L'univers de Murakami Haruki est presque iréel et pourtant bien terre à terre parfois. J'ai beaucoup aimé ce mélange du réel avec le merveilleux sans tomber dans l'excès. Quelque chose de magique avec cette simplicité hors du commun. J'ai presque tout lu de lui...Il faut absolument le lire d'urgence!
Bonne lecture
Rédigé par : Flower by Kenzo | 22 mai 2007 à 19:53
@Flower by Kenzo : cela me donne envie de le lire. Merci pour l'info.
Et si notre hôte me le permet, il ne s'agit plus d'orage mais de désert. Quelqu'un a-t-il lu le merveilleux livre de Durin-Valois "chamelle" (il est sorti il y a quelques années)?. J'ai vu qu'un film, tiré de ce livre, est sorti "si le vent soulève les sables". Malheureusement(pour certaines choses comme cela), je n'habite plus Paris et il passe dans très peu de salles.Quelqu'un l'a-t-il vu ?

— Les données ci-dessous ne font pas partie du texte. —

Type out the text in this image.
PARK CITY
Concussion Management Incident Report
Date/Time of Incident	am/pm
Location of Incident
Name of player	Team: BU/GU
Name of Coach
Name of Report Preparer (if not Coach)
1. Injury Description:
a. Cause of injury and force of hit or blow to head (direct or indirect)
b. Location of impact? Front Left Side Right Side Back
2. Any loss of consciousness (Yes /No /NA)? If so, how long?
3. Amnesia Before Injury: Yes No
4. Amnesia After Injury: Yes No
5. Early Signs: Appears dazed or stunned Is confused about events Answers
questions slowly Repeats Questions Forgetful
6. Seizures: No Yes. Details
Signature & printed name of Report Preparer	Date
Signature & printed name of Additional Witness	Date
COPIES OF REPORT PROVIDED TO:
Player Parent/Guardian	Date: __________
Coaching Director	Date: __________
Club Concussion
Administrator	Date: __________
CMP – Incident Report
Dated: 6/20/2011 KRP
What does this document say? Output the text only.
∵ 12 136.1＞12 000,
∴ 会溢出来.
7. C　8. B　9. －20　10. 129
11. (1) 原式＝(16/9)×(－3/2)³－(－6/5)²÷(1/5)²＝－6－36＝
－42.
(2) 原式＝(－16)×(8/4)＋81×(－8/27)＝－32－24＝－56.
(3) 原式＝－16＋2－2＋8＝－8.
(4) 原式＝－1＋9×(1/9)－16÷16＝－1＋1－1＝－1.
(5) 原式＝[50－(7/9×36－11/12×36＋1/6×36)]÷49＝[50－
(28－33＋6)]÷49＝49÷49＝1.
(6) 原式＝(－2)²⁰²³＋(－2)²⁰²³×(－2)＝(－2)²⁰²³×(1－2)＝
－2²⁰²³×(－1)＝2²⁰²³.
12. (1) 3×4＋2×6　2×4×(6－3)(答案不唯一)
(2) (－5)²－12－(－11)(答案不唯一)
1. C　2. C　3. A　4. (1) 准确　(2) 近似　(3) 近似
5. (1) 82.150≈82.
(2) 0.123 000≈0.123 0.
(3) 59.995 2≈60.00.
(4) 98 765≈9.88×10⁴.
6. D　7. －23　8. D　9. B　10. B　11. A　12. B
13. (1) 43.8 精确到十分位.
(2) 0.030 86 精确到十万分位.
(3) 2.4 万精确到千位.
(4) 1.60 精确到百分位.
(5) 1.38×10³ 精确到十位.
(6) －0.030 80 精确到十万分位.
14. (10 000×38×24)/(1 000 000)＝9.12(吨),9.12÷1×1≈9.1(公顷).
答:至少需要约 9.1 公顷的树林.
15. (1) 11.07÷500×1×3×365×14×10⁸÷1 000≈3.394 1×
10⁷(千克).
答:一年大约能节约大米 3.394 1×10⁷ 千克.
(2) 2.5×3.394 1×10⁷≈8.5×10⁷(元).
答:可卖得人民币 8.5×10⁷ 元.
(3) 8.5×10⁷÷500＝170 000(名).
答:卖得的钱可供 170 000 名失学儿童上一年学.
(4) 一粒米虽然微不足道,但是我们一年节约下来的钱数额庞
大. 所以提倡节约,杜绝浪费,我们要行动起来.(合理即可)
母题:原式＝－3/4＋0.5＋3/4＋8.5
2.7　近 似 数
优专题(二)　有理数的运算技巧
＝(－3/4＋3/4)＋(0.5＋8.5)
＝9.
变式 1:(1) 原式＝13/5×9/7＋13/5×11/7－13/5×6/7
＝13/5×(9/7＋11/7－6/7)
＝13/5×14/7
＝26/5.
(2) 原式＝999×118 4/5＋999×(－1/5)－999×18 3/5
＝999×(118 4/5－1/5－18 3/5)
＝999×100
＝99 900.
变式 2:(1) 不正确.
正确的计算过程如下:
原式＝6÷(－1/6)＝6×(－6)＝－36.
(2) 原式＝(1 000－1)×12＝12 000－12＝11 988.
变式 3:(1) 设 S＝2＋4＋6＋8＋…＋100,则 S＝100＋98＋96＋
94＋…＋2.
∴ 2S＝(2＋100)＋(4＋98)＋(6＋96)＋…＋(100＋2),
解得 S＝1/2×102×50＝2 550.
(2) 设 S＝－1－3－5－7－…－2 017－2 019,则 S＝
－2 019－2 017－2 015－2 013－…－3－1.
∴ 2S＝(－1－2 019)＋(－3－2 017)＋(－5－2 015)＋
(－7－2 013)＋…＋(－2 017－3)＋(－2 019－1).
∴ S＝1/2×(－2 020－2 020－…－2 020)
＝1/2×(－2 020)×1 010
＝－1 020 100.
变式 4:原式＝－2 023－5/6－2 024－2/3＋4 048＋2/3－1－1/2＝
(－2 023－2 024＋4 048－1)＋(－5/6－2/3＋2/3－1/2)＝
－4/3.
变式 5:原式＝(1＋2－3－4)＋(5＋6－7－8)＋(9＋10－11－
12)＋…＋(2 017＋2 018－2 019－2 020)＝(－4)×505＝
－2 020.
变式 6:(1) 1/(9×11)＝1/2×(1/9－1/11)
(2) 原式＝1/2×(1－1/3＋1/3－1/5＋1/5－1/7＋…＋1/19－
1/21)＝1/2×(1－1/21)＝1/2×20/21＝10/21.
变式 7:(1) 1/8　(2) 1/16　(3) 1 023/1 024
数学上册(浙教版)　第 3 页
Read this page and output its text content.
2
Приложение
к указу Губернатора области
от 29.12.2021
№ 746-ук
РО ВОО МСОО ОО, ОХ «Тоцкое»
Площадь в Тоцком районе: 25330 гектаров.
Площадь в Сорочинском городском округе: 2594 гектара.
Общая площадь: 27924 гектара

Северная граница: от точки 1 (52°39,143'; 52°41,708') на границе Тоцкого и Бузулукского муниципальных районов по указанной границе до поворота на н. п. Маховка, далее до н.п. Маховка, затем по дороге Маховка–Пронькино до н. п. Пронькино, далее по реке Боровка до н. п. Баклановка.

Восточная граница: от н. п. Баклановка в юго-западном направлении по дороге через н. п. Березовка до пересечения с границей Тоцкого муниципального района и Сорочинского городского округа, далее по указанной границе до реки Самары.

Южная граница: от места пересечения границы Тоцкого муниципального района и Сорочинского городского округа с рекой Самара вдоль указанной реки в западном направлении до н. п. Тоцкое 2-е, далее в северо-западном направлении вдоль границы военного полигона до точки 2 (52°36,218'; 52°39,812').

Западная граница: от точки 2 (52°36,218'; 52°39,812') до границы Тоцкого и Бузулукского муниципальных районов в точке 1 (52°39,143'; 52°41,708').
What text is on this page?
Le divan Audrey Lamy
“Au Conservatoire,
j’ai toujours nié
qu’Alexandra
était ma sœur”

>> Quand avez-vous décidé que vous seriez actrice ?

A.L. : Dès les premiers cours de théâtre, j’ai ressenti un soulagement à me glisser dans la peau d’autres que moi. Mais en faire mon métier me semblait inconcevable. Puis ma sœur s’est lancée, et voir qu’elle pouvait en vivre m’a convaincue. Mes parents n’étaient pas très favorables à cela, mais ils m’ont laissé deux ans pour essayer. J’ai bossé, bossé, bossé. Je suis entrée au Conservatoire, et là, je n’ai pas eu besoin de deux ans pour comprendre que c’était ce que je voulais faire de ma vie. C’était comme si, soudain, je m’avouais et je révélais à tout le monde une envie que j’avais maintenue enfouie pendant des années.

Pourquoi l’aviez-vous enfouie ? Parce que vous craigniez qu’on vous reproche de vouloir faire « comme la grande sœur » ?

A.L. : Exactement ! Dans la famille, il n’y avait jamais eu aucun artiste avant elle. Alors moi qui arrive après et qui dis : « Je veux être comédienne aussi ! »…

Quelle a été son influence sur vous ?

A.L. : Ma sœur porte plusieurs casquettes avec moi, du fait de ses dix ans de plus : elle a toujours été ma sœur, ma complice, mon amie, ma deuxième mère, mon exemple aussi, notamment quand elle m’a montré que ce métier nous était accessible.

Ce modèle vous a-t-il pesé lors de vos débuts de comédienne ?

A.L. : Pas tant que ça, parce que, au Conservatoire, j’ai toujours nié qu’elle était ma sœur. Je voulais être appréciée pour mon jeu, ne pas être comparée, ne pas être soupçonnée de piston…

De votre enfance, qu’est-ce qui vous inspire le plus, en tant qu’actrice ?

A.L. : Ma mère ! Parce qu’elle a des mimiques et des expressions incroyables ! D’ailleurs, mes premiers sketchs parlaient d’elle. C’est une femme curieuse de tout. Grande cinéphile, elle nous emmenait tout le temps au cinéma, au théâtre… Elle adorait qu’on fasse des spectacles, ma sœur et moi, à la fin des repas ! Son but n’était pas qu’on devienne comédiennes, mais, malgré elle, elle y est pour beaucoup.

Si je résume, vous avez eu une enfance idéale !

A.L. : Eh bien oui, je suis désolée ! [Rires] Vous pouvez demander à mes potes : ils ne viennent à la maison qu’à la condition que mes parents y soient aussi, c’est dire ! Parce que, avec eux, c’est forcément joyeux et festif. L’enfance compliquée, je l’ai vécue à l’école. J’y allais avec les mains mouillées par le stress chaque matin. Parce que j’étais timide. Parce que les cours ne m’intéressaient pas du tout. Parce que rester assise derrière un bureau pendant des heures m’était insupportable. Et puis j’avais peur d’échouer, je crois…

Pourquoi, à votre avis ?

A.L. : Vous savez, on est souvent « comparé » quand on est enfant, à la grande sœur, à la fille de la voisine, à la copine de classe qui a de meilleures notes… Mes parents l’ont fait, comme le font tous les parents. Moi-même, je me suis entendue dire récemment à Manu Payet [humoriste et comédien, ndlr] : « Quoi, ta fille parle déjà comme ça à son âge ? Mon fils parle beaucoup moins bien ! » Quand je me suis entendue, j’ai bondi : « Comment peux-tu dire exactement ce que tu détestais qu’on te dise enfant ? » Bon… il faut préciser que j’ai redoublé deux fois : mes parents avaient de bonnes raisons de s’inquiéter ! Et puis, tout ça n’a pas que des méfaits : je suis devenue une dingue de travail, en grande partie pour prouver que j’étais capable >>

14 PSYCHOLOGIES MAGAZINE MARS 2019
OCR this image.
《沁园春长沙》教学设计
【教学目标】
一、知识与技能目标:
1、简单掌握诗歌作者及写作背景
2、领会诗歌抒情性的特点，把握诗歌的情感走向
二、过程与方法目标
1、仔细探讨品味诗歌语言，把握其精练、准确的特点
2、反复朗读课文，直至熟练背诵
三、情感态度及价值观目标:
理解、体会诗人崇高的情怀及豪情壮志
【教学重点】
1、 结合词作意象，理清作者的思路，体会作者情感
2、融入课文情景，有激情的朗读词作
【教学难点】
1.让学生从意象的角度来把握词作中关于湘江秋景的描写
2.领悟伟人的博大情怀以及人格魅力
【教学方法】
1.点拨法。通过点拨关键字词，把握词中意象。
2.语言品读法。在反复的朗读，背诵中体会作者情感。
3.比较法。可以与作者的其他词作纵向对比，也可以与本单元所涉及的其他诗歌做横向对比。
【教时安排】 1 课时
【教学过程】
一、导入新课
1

Rédigé par : Thaïs | 22 mai 2007 à 22:59
Thaïs ...je suis ravie de t'avoir donné l'envie de lire Murakami Haruki. J'espère que notre hôte (comme tu dis ...) aura lui aussi envie de le lire. C'est relativement court et très intense. J'attends vos impressions posituves ou négatives. Je ne connais pas le livre dont tu parles...mais je crois que je vais me le procurer et le lire.
Amicalement.
Rédigé par : Flower by Kenzo | 23 mai 2007 à 23:27
Après ce que je viens de lire, j'ai envie qu'un monstrueux orage s'abatte sur ma maison. Vous retranscrivez la réalité avec tellement de beauté et de lyrisme qu'elle prend une toute autre dimension.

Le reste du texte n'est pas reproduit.